KT Harrell was not locked in tonight. Tahj Shamsid-Deen's shoulder is more serious than we thought. Alex Thompson needs some defensive pointers. And the list goes on and on.
All of these things, believe it or not, are fixable—even the shoulder (we hope, and we wish Shamsid-Deen a speedy recovery)—but it's going to take more time than perhaps we thought (even being realistic about Pearl's ability to turn the Tigers around this season). To have at least gotten some breathing room tonight with a home win against a good Aggie team would've perhaps made the negative aspects of the game seem less, well, negative, but there should be a few more opportunities for Auburn to beef up its resume before March rolls around.
South Carolina (58) - LSU (64)
The Gamecocks uglied it up in true Frank Martin style, but 13 (!) LSU blocks propelled the Tigers to victory.
With the loss the Gamecocks have officially lost four in a row and six of their last seven games. I think I'm going to tell ChickenHoops I have an allergy to South Carolina basketball and that I can't write anymore.
Sorry, my friend. Once the symptoms appear, it's already too late.
So I'll dwell on the positives from this. LSU has won three consecutive SEC games for the first time in 2 years, a stretch of 37 league games. The Tigers are three games over .500 in conference for the first time since 2008-09. They've won 16 of their first 20 for the just the third time since 1990.

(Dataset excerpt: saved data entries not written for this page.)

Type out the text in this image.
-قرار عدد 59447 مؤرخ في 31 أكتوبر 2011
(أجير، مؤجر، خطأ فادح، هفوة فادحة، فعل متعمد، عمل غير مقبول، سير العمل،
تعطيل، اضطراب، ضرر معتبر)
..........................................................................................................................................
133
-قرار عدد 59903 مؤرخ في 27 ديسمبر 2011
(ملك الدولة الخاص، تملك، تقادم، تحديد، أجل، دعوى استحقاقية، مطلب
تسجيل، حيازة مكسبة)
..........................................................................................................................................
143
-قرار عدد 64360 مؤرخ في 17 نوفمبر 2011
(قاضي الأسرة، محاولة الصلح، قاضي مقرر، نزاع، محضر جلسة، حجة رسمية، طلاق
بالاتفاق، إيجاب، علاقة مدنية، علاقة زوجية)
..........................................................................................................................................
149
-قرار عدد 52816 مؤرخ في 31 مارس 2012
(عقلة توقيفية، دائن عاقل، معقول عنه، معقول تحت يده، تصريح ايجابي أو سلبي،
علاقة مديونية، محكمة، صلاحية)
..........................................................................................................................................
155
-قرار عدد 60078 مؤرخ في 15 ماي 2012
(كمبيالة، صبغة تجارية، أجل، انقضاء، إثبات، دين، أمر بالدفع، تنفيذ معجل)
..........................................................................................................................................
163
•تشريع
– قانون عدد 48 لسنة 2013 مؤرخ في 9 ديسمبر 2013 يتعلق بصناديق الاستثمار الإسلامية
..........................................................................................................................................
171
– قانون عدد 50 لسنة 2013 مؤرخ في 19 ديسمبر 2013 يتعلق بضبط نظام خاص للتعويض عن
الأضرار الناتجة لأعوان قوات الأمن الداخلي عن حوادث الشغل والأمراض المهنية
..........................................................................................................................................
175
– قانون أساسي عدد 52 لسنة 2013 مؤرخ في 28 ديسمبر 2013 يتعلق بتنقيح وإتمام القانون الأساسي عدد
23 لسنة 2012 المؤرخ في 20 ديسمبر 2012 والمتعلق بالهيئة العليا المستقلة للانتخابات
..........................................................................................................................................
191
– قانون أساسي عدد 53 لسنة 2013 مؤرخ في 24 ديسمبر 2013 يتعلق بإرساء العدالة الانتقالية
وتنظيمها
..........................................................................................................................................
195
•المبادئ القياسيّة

Mississippi State (73) - Ole Miss (79)
The basketball Egg Bowl didn't draw quite as much attention as the football edition last fall, and by "not quite as much," I mean that neither For Whom the Cowbell Tolls nor Red Cup Rebellion provided a recap. RCR did give us a drinking game for when you're watching the SEC Network replay.
As for the game itself, the Bulldogs continued their recent run of friskiness, jumping out to a big early lead and then, after Ole Miss responded with a big run of their own to cut it to 4 at halftime, raced out to a 45-32 lead 3 1/2 minutes into the second. The Rebels, however, continued to chip away and took the lead for good with 5:42 to go.
So, if the other six weekday games went according to plan, what does that mean for tonight? Will I be made wrong yet again by a surprisingly competitive matchup, or will they hit me with the tried and true crushing loss for Mizzou?